Obituary – Erik P. Woit

Erik Woit died in1997.


On Tuesday April 7, 1998 Charleston Marine Containers Inc held a small dedication ceremony in memorial of Erik P. Woit.  David Wall made this speech:


We are here today to honour the late Erik P. Woit and, in his memory, single out a special container built at this new factory for the United States Marine Corps.


Erik was the Sea Containers Senior vice President overseeng all of our company’s north American business activities, including the activity here at Charleston Marine Containers.


A graduate of Allegheny College and Harvard Law School, Erik joined Sea Containers in 1983 after many successful years in private practice in New York and Paris.


I knew Erik when he first came to Sea Containers as we worked together on Sea Containers’ first US manufacturing venture in Chicago.  Erik was a true gentleman and a supportive colleague.  I appreciated his wisdom and knowledge, and was very happy to get reacquainted with him about a year ago when he had an opportunity to visit CMCI, when we were in the construction phase.

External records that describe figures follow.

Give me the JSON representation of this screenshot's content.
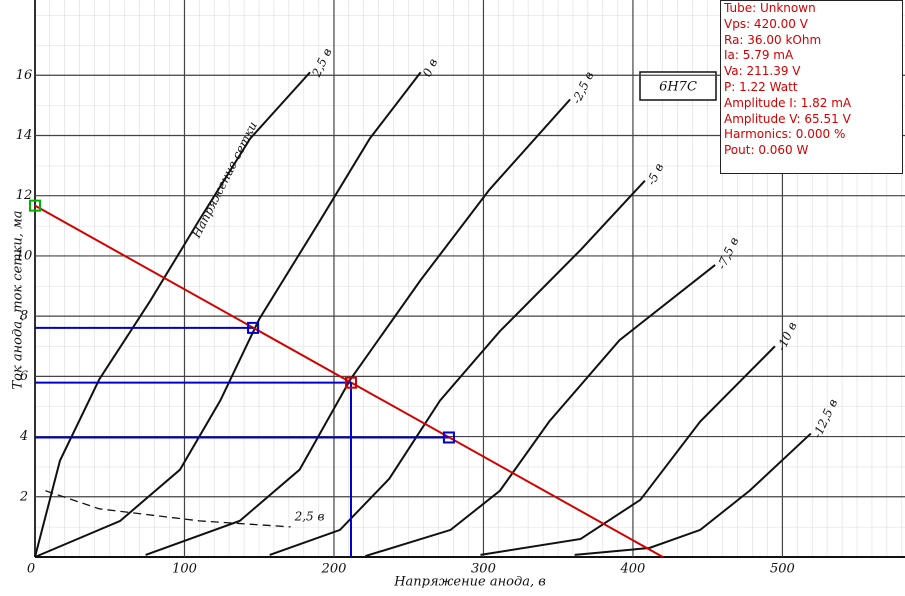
{
  "chart_data": {
    "type": "line",
    "title": "6Н7С",
    "x_label": "Напряжение анода, в",
    "y_label": "Ток анода, ток сетки, ма",
    "curve_family_label": "Напряжение сетки",
    "xlim": [
      0,
      582
    ],
    "ylim": [
      0,
      18.5
    ],
    "xticks": [
      0,
      100,
      200,
      300,
      400,
      500
    ],
    "yticks": [
      2,
      4,
      6,
      8,
      10,
      12,
      14,
      16
    ],
    "grid": true,
    "series": [
      {
        "name": "2,5 в",
        "color": "#111111",
        "x": [
          0,
          16.7,
          43,
          77,
          110,
          144,
          184
        ],
        "values": [
          0,
          3.2,
          5.9,
          8.5,
          11.2,
          13.9,
          16.1
        ]
      },
      {
        "name": "0 в",
        "color": "#111111",
        "x": [
          0,
          57,
          97,
          124,
          150,
          191,
          224,
          258
        ],
        "values": [
          0,
          1.2,
          2.9,
          5.2,
          7.9,
          11.2,
          13.9,
          16.1
        ]
      },
      {
        "name": "-2,5 в",
        "color": "#111111",
        "x": [
          74,
          137,
          177,
          211,
          258,
          304,
          358
        ],
        "values": [
          0.07,
          1.2,
          2.9,
          5.9,
          9.2,
          12.2,
          15.2
        ]
      },
      {
        "name": "-5 в",
        "color": "#111111",
        "x": [
          157,
          204,
          237,
          271,
          311,
          365,
          408
        ],
        "values": [
          0.07,
          0.9,
          2.6,
          5.2,
          7.5,
          10.2,
          12.5
        ]
      },
      {
        "name": "-7,5 в",
        "color": "#111111",
        "x": [
          221,
          278,
          311,
          344,
          391,
          455
        ],
        "values": [
          0.03,
          0.9,
          2.2,
          4.5,
          7.2,
          9.7
        ]
      },
      {
        "name": "-10 в",
        "color": "#111111",
        "x": [
          298,
          365,
          405,
          445,
          495
        ],
        "values": [
          0.07,
          0.6,
          1.9,
          4.5,
          7.0
        ]
      },
      {
        "name": "-12,5 в",
        "color": "#111111",
        "x": [
          361,
          411,
          445,
          478,
          519
        ],
        "values": [
          0.07,
          0.3,
          0.9,
          2.2,
          4.1
        ]
      },
      {
        "name": "2,5 в",
        "color": "#111111",
        "dashed": true,
        "x": [
          7,
          43,
          110,
          171
        ],
        "values": [
          2.2,
          1.6,
          1.2,
          1.0
        ]
      }
    ],
    "load_line": {
      "color": "#d40000",
      "x": [
        0,
        420
      ],
      "values": [
        11.67,
        0
      ]
    },
    "operating_point": {
      "color": "#d40000",
      "x": 211.39,
      "value": 5.79
    },
    "swing_points": {
      "color": "#0000cc",
      "x": [
        145.88,
        276.9
      ],
      "values": [
        7.61,
        3.97
      ]
    },
    "supply_point": {
      "color": "#00b000",
      "x": 0,
      "value": 11.67
    }
  },
  "info_panel": {
    "lines": [
      "Tube: Unknown",
      "Vps: 420.00 V",
      "Ra: 36.00 kOhm",
      "Ia: 5.79 mA",
      "Va: 211.39 V",
      "P: 1.22 Watt",
      "Amplitude I: 1.82 mA",
      "Amplitude V: 65.51 V",
      "Harmonics: 0.000 %",
      "Pout: 0.060 W"
    ]
  }
}
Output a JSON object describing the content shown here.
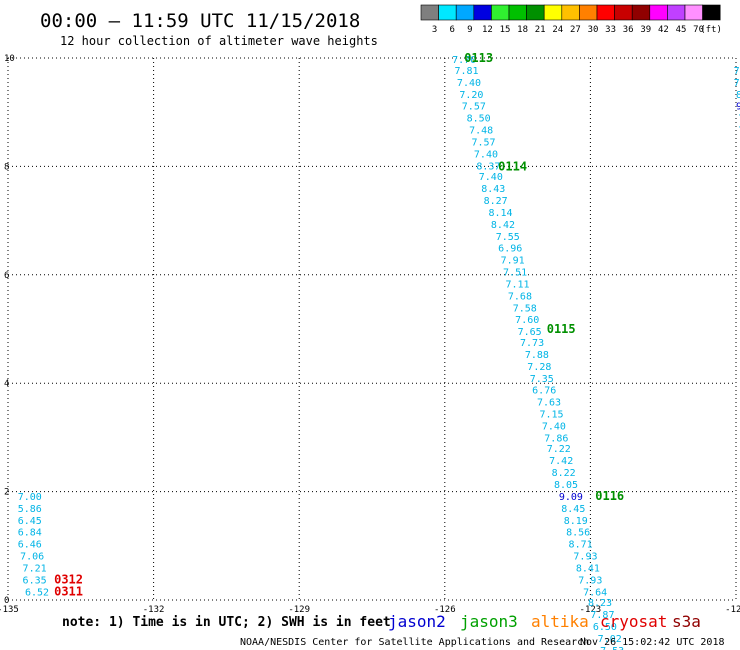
{
  "header": {
    "title": "00:00 – 11:59 UTC 11/15/2018",
    "subtitle": "12 hour collection of altimeter wave heights"
  },
  "scale": {
    "unit": "(ft)",
    "bins": [
      {
        "label": "3",
        "color": "#7f7f7f"
      },
      {
        "label": "6",
        "color": "#00e8ff"
      },
      {
        "label": "9",
        "color": "#00a8ff"
      },
      {
        "label": "12",
        "color": "#0000e0"
      },
      {
        "label": "15",
        "color": "#30f030"
      },
      {
        "label": "18",
        "color": "#00c000"
      },
      {
        "label": "21",
        "color": "#009000"
      },
      {
        "label": "24",
        "color": "#ffff00"
      },
      {
        "label": "27",
        "color": "#ffc000"
      },
      {
        "label": "30",
        "color": "#ff8000"
      },
      {
        "label": "33",
        "color": "#ff0000"
      },
      {
        "label": "36",
        "color": "#c80000"
      },
      {
        "label": "39",
        "color": "#900000"
      },
      {
        "label": "42",
        "color": "#ff00ff"
      },
      {
        "label": "45",
        "color": "#c040ff"
      },
      {
        "label": "70",
        "color": "#ff90ff"
      },
      {
        "label": "",
        "color": "#000000"
      }
    ]
  },
  "footer": {
    "note": "note:  1) Time is in UTC;  2) SWH is in feet",
    "credit": "NOAA/NESDIS Center for Satellite Applications and Research",
    "timestamp": "Nov 26 15:02:42 UTC 2018",
    "missions": [
      {
        "name": "jason2",
        "color": "#0000d0"
      },
      {
        "name": "jason3",
        "color": "#00a000"
      },
      {
        "name": "altika",
        "color": "#ff8000"
      },
      {
        "name": "cryosat",
        "color": "#e00000"
      },
      {
        "name": "s3a",
        "color": "#900000"
      }
    ]
  },
  "chart_data": {
    "type": "scatter",
    "xlim": [
      -135,
      -120
    ],
    "ylim": [
      0,
      10
    ],
    "xticks": [
      {
        "value": -135,
        "label": "-135"
      },
      {
        "value": -132,
        "label": "-132"
      },
      {
        "value": -129,
        "label": "-129"
      },
      {
        "value": -126,
        "label": "-126"
      },
      {
        "value": -123,
        "label": "-123"
      },
      {
        "value": -120,
        "label": "-120"
      }
    ],
    "yticks": [
      {
        "value": 0,
        "label": "0"
      },
      {
        "value": 2,
        "label": "2"
      },
      {
        "value": 4,
        "label": "4"
      },
      {
        "value": 6,
        "label": "6"
      },
      {
        "value": 8,
        "label": "8"
      },
      {
        "value": 10,
        "label": "10"
      }
    ],
    "grid": true,
    "series": [
      {
        "color": "#00b4e6",
        "x": [
          -126.0,
          -125.85,
          -125.7,
          -125.55,
          -125.4,
          -125.25,
          -125.1,
          -124.95,
          -124.8,
          -124.65,
          -124.5,
          -124.35,
          -124.2,
          -124.05,
          -123.9
        ],
        "y": [
          1.98,
          1.76,
          1.54,
          1.32,
          1.1,
          0.88,
          0.66,
          0.44,
          0.22,
          0.0,
          -0.1,
          -0.2,
          -0.3,
          -0.4,
          -0.5
        ]
      }
    ],
    "tracks": [
      {
        "name": "diagonal-track",
        "points": [
          {
            "x": -125.85,
            "y": 9.98,
            "v": "7.70",
            "c": "#00b4e6"
          },
          {
            "x": -125.8,
            "y": 9.78,
            "v": "7.81",
            "c": "#00b4e6"
          },
          {
            "x": -125.75,
            "y": 9.56,
            "v": "7.40",
            "c": "#00b4e6"
          },
          {
            "x": -125.7,
            "y": 9.34,
            "v": "7.20",
            "c": "#00b4e6"
          },
          {
            "x": -125.65,
            "y": 9.12,
            "v": "7.57",
            "c": "#00b4e6"
          },
          {
            "x": -125.55,
            "y": 8.9,
            "v": "8.50",
            "c": "#00b4e6"
          },
          {
            "x": -125.5,
            "y": 8.68,
            "v": "7.48",
            "c": "#00b4e6"
          },
          {
            "x": -125.45,
            "y": 8.46,
            "v": "7.57",
            "c": "#00b4e6"
          },
          {
            "x": -125.4,
            "y": 8.24,
            "v": "7.40",
            "c": "#00b4e6"
          },
          {
            "x": -125.35,
            "y": 8.02,
            "v": "8.37",
            "c": "#00b4e6"
          },
          {
            "x": -125.3,
            "y": 7.82,
            "v": "7.40",
            "c": "#00b4e6"
          },
          {
            "x": -125.25,
            "y": 7.6,
            "v": "8.43",
            "c": "#00b4e6"
          },
          {
            "x": -125.2,
            "y": 7.38,
            "v": "8.27",
            "c": "#00b4e6"
          },
          {
            "x": -125.1,
            "y": 7.16,
            "v": "8.14",
            "c": "#00b4e6"
          },
          {
            "x": -125.05,
            "y": 6.94,
            "v": "8.42",
            "c": "#00b4e6"
          },
          {
            "x": -124.95,
            "y": 6.72,
            "v": "7.55",
            "c": "#00b4e6"
          },
          {
            "x": -124.9,
            "y": 6.5,
            "v": "6.96",
            "c": "#00b4e6"
          },
          {
            "x": -124.85,
            "y": 6.28,
            "v": "7.91",
            "c": "#00b4e6"
          },
          {
            "x": -124.8,
            "y": 6.06,
            "v": "7.51",
            "c": "#00b4e6"
          },
          {
            "x": -124.75,
            "y": 5.84,
            "v": "7.11",
            "c": "#00b4e6"
          },
          {
            "x": -124.7,
            "y": 5.62,
            "v": "7.68",
            "c": "#00b4e6"
          },
          {
            "x": -124.6,
            "y": 5.4,
            "v": "7.58",
            "c": "#00b4e6"
          },
          {
            "x": -124.55,
            "y": 5.18,
            "v": "7.60",
            "c": "#00b4e6"
          },
          {
            "x": -124.5,
            "y": 4.96,
            "v": "7.65",
            "c": "#00b4e6"
          },
          {
            "x": -124.45,
            "y": 4.76,
            "v": "7.73",
            "c": "#00b4e6"
          },
          {
            "x": -124.35,
            "y": 4.54,
            "v": "7.88",
            "c": "#00b4e6"
          },
          {
            "x": -124.3,
            "y": 4.32,
            "v": "7.28",
            "c": "#00b4e6"
          },
          {
            "x": -124.25,
            "y": 4.1,
            "v": "7.35",
            "c": "#00b4e6"
          },
          {
            "x": -124.2,
            "y": 3.88,
            "v": "6.76",
            "c": "#00b4e6"
          },
          {
            "x": -124.1,
            "y": 3.66,
            "v": "7.63",
            "c": "#00b4e6"
          },
          {
            "x": -124.05,
            "y": 3.44,
            "v": "7.15",
            "c": "#00b4e6"
          },
          {
            "x": -124.0,
            "y": 3.22,
            "v": "7.40",
            "c": "#00b4e6"
          },
          {
            "x": -123.95,
            "y": 3.0,
            "v": "7.86",
            "c": "#00b4e6"
          },
          {
            "x": -123.9,
            "y": 2.8,
            "v": "7.22",
            "c": "#00b4e6"
          },
          {
            "x": -123.85,
            "y": 2.58,
            "v": "7.42",
            "c": "#00b4e6"
          },
          {
            "x": -123.8,
            "y": 2.36,
            "v": "8.22",
            "c": "#00b4e6"
          },
          {
            "x": -123.75,
            "y": 2.14,
            "v": "8.05",
            "c": "#00b4e6"
          },
          {
            "x": -123.65,
            "y": 1.92,
            "v": "9.09",
            "c": "#0000d0"
          },
          {
            "x": -123.6,
            "y": 1.7,
            "v": "8.45",
            "c": "#00b4e6"
          },
          {
            "x": -123.55,
            "y": 1.48,
            "v": "8.19",
            "c": "#00b4e6"
          },
          {
            "x": -123.5,
            "y": 1.26,
            "v": "8.56",
            "c": "#00b4e6"
          },
          {
            "x": -123.45,
            "y": 1.04,
            "v": "8.71",
            "c": "#00b4e6"
          },
          {
            "x": -123.35,
            "y": 0.82,
            "v": "7.93",
            "c": "#00b4e6"
          },
          {
            "x": -123.3,
            "y": 0.6,
            "v": "8.41",
            "c": "#00b4e6"
          },
          {
            "x": -123.25,
            "y": 0.38,
            "v": "7.93",
            "c": "#00b4e6"
          },
          {
            "x": -123.15,
            "y": 0.16,
            "v": "7.64",
            "c": "#00b4e6"
          },
          {
            "x": -123.05,
            "y": -0.04,
            "v": "8.23",
            "c": "#00b4e6"
          },
          {
            "x": -123.0,
            "y": -0.26,
            "v": "7.87",
            "c": "#00b4e6"
          },
          {
            "x": -122.95,
            "y": -0.48,
            "v": "6.50",
            "c": "#00b4e6"
          },
          {
            "x": -122.85,
            "y": -0.7,
            "v": "7.02",
            "c": "#00b4e6"
          },
          {
            "x": -122.8,
            "y": -0.92,
            "v": "7.53",
            "c": "#00b4e6"
          }
        ]
      },
      {
        "name": "left-track",
        "points": [
          {
            "x": -134.8,
            "y": 1.92,
            "v": "7.00",
            "c": "#00b4e6"
          },
          {
            "x": -134.8,
            "y": 1.7,
            "v": "5.86",
            "c": "#00b4e6"
          },
          {
            "x": -134.8,
            "y": 1.48,
            "v": "6.45",
            "c": "#00b4e6"
          },
          {
            "x": -134.8,
            "y": 1.26,
            "v": "6.84",
            "c": "#00b4e6"
          },
          {
            "x": -134.8,
            "y": 1.04,
            "v": "6.46",
            "c": "#00b4e6"
          },
          {
            "x": -134.75,
            "y": 0.82,
            "v": "7.06",
            "c": "#00b4e6"
          },
          {
            "x": -134.7,
            "y": 0.6,
            "v": "7.21",
            "c": "#00b4e6"
          },
          {
            "x": -134.7,
            "y": 0.38,
            "v": "6.35",
            "c": "#00b4e6"
          },
          {
            "x": -134.65,
            "y": 0.16,
            "v": "6.52",
            "c": "#00b4e6"
          }
        ]
      },
      {
        "name": "right-edge-track",
        "points": [
          {
            "x": -120.05,
            "y": 9.78,
            "v": "7.8",
            "c": "#00b4e6"
          },
          {
            "x": -120.05,
            "y": 9.56,
            "v": "7.0",
            "c": "#00b4e6"
          },
          {
            "x": -120.0,
            "y": 9.34,
            "v": "8.5",
            "c": "#00b4e6"
          },
          {
            "x": -120.0,
            "y": 9.12,
            "v": "9.",
            "c": "#0000d0"
          },
          {
            "x": -119.95,
            "y": 8.9,
            "v": "7",
            "c": "#00b4e6"
          },
          {
            "x": -119.95,
            "y": 8.68,
            "v": "7",
            "c": "#00b4e6"
          },
          {
            "x": -119.9,
            "y": 8.46,
            "v": "1",
            "c": "#00b4e6"
          }
        ]
      }
    ],
    "time_labels": [
      {
        "x": -125.6,
        "y": 10.0,
        "text": "0113",
        "color": "#009000"
      },
      {
        "x": -124.9,
        "y": 8.0,
        "text": "0114",
        "color": "#009000"
      },
      {
        "x": -123.9,
        "y": 5.0,
        "text": "0115",
        "color": "#009000"
      },
      {
        "x": -122.9,
        "y": 1.92,
        "text": "0116",
        "color": "#009000"
      },
      {
        "x": -134.05,
        "y": 0.38,
        "text": "0312",
        "color": "#e00000"
      },
      {
        "x": -134.05,
        "y": 0.16,
        "text": "0311",
        "color": "#e00000"
      }
    ]
  }
}
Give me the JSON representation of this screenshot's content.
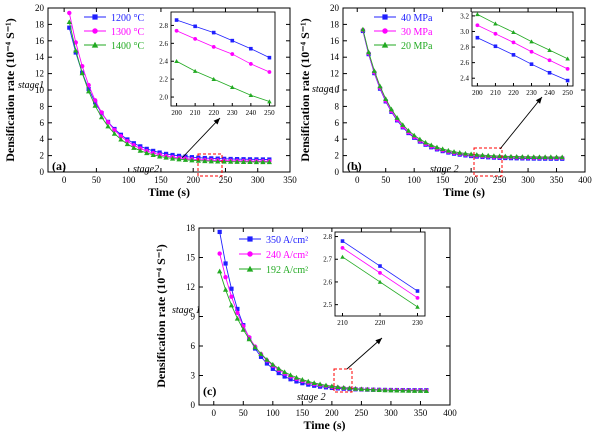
{
  "chart_data": [
    {
      "panel_label": "(a)",
      "type": "line",
      "xlabel": "Time (s)",
      "ylabel": "Densification rate (10⁻⁴ S⁻¹)",
      "xlim": [
        -25,
        350
      ],
      "ylim": [
        0,
        20
      ],
      "xticks": [
        0,
        50,
        100,
        150,
        200,
        250,
        300,
        350
      ],
      "yticks": [
        0,
        2,
        4,
        6,
        8,
        10,
        12,
        14,
        16,
        18,
        20
      ],
      "legend_position": "top-left",
      "annotations": [
        "stage1",
        "stage2"
      ],
      "curve": {
        "t_start": 8,
        "t_end": 320,
        "dt": 10
      },
      "series": [
        {
          "name": "1200 °C",
          "color": "#2020ff",
          "marker": "square",
          "y0": 17.6,
          "y_inf": 1.5,
          "tau": 48
        },
        {
          "name": "1300 °C",
          "color": "#ff00ff",
          "marker": "circle",
          "y0": 19.4,
          "y_inf": 1.3,
          "tau": 45
        },
        {
          "name": "1400 °C",
          "color": "#22aa22",
          "marker": "triangle",
          "y0": 18.3,
          "y_inf": 1.2,
          "tau": 44
        }
      ],
      "inset": {
        "xlim": [
          197,
          253
        ],
        "ylim": [
          1.9,
          2.95
        ],
        "xticks": [
          200,
          210,
          220,
          230,
          240,
          250
        ],
        "yticks": [
          2.0,
          2.2,
          2.4,
          2.6,
          2.8
        ],
        "x": [
          200,
          210,
          220,
          230,
          240,
          250
        ],
        "series": [
          {
            "name": "1200 °C",
            "values": [
              2.86,
              2.79,
              2.72,
              2.63,
              2.54,
              2.44
            ]
          },
          {
            "name": "1300 °C",
            "values": [
              2.74,
              2.65,
              2.56,
              2.48,
              2.37,
              2.28
            ]
          },
          {
            "name": "1400 °C",
            "values": [
              2.4,
              2.29,
              2.2,
              2.11,
              2.02,
              1.95
            ]
          }
        ]
      }
    },
    {
      "panel_label": "(b)",
      "type": "line",
      "xlabel": "Time (s)",
      "ylabel": "Densification rate (10⁻⁴ S⁻¹)",
      "xlim": [
        -25,
        400
      ],
      "ylim": [
        0,
        20
      ],
      "xticks": [
        0,
        50,
        100,
        150,
        200,
        250,
        300,
        350,
        400
      ],
      "yticks": [
        0,
        2,
        4,
        6,
        8,
        10,
        12,
        14,
        16,
        18,
        20
      ],
      "legend_position": "top-left",
      "annotations": [
        "stage 1",
        "stage 2"
      ],
      "curve": {
        "t_start": 10,
        "t_end": 360,
        "dt": 10
      },
      "series": [
        {
          "name": "40 MPa",
          "color": "#2020ff",
          "marker": "square",
          "y0": 17.2,
          "y_inf": 1.6,
          "tau": 50
        },
        {
          "name": "30 MPa",
          "color": "#ff00ff",
          "marker": "circle",
          "y0": 17.3,
          "y_inf": 1.7,
          "tau": 50
        },
        {
          "name": "20 MPa",
          "color": "#22aa22",
          "marker": "triangle",
          "y0": 17.4,
          "y_inf": 1.8,
          "tau": 51
        }
      ],
      "inset": {
        "xlim": [
          197,
          253
        ],
        "ylim": [
          2.3,
          3.25
        ],
        "xticks": [
          200,
          210,
          220,
          230,
          240,
          250
        ],
        "yticks": [
          2.4,
          2.6,
          2.8,
          3.0,
          3.2
        ],
        "x": [
          200,
          210,
          220,
          230,
          240,
          250
        ],
        "series": [
          {
            "name": "40 MPa",
            "values": [
              2.92,
              2.81,
              2.7,
              2.58,
              2.47,
              2.37
            ]
          },
          {
            "name": "30 MPa",
            "values": [
              3.08,
              2.97,
              2.86,
              2.74,
              2.63,
              2.52
            ]
          },
          {
            "name": "20 MPa",
            "values": [
              3.22,
              3.1,
              2.99,
              2.87,
              2.76,
              2.65
            ]
          }
        ]
      }
    },
    {
      "panel_label": "(c)",
      "type": "line",
      "xlabel": "Time (s)",
      "ylabel": "Densification rate (10⁻⁴ S⁻¹)",
      "xlim": [
        -25,
        400
      ],
      "ylim": [
        0,
        18
      ],
      "xticks": [
        0,
        50,
        100,
        150,
        200,
        250,
        300,
        350,
        400
      ],
      "yticks": [
        0,
        3,
        6,
        9,
        12,
        15,
        18
      ],
      "legend_position": "top-left",
      "annotations": [
        "stage 1",
        "stage 2"
      ],
      "curve": {
        "t_start": 10,
        "t_end": 360,
        "dt": 10
      },
      "series": [
        {
          "name": "350 A/cm²",
          "color": "#2020ff",
          "marker": "square",
          "y0": 17.6,
          "y_inf": 1.5,
          "tau": 45
        },
        {
          "name": "240 A/cm²",
          "color": "#ff00ff",
          "marker": "circle",
          "y0": 15.4,
          "y_inf": 1.45,
          "tau": 53
        },
        {
          "name": "192 A/cm²",
          "color": "#22aa22",
          "marker": "triangle",
          "y0": 13.6,
          "y_inf": 1.4,
          "tau": 60
        }
      ],
      "inset": {
        "xlim": [
          208,
          232
        ],
        "ylim": [
          2.45,
          2.82
        ],
        "xticks": [
          210,
          220,
          230
        ],
        "yticks": [
          2.5,
          2.6,
          2.7,
          2.8
        ],
        "x": [
          210,
          220,
          230
        ],
        "series": [
          {
            "name": "350 A/cm²",
            "values": [
              2.78,
              2.67,
              2.56
            ]
          },
          {
            "name": "240 A/cm²",
            "values": [
              2.75,
              2.64,
              2.53
            ]
          },
          {
            "name": "192 A/cm²",
            "values": [
              2.71,
              2.6,
              2.49
            ]
          }
        ]
      }
    }
  ]
}
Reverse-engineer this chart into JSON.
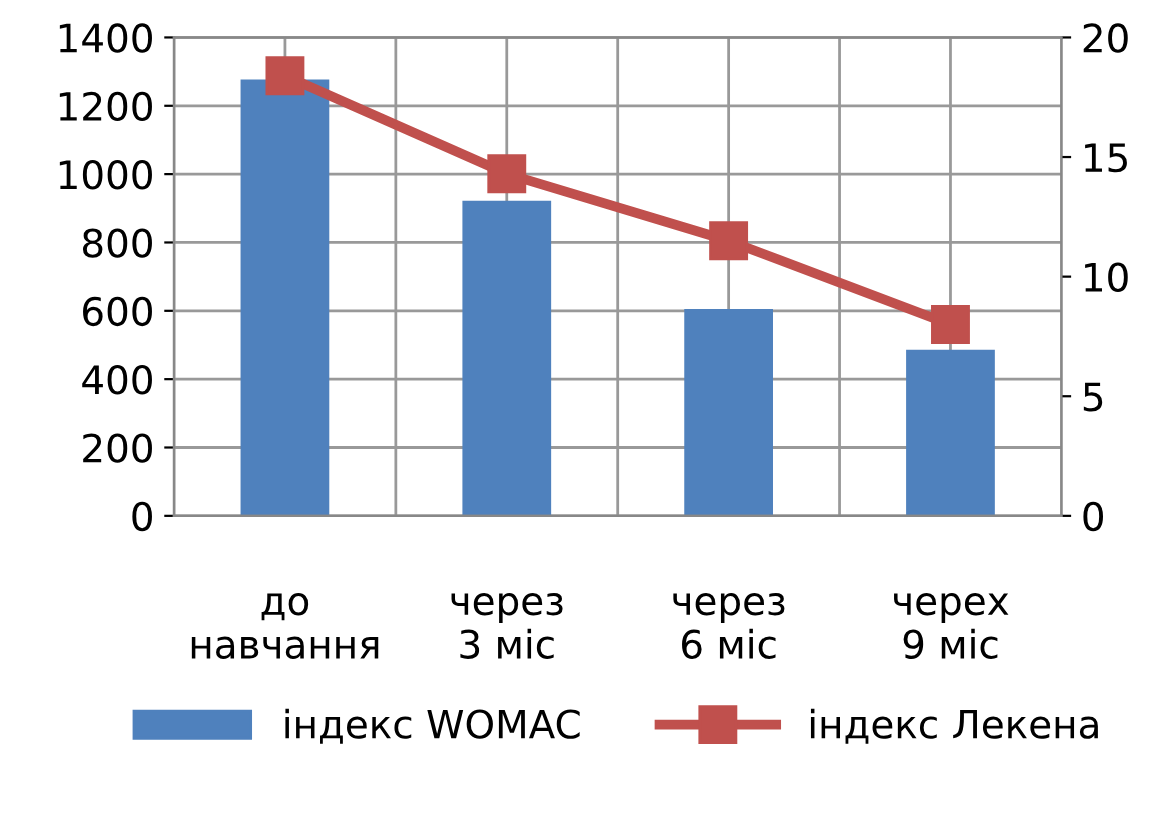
{
  "chart_data": {
    "type": "bar",
    "categories": [
      "до навчання",
      "через 3 міс",
      "через 6 міс",
      "черех 9 міс"
    ],
    "series": [
      {
        "name": "індекс WOMAC",
        "color": "#4f81bd",
        "values": [
          1277,
          922,
          605,
          486
        ]
      },
      {
        "name": "індекс Лекена",
        "color": "#c0504d",
        "type": "line",
        "axis": "y2",
        "marker": "square",
        "values": [
          18.4,
          14.3,
          11.5,
          8.0
        ]
      }
    ],
    "ylim": [
      0,
      1400
    ],
    "yticks": [
      0,
      200,
      400,
      600,
      800,
      1000,
      1200,
      1400
    ],
    "y2lim": [
      0,
      20
    ],
    "y2ticks": [
      0,
      5,
      10,
      15,
      20
    ],
    "grid": true,
    "legend": "bottom"
  }
}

Something that I did not know about Erik back in  1984 was his distinguished career as an officer in the United States Marine Corps.  Commissioned in 1957, Erik Woit served his country both here and in Lebanon, the Mediterranean, the Caribbean, Cuba and Puerto Rco.


In 1994 the USMC named him as the Corps’ representative for the annual Department of Defense base tour.


Shortly before his death, and for his exemplary military service, his remarkable achievements thereafter, and his adherence to the high principles and leadership qualities of the Corps, Erik P. Woit was honoured on October 17, 1997 as the tenth recipient of the Major-General John H. Russell Leadership Award.


Erik was laid to rest, with full military honours, at Arlington National Cemetery in Washington DC.


In Erik’s honour, and with the kind cooperation of the Marine Corps, we have attached a special plaque to this container.  We hope that the servicemen and women of the United States Marine Corps who use this container in the coming years will see this plaque, and know that those who built this container had remembered a fallen comrade and a fellow marine.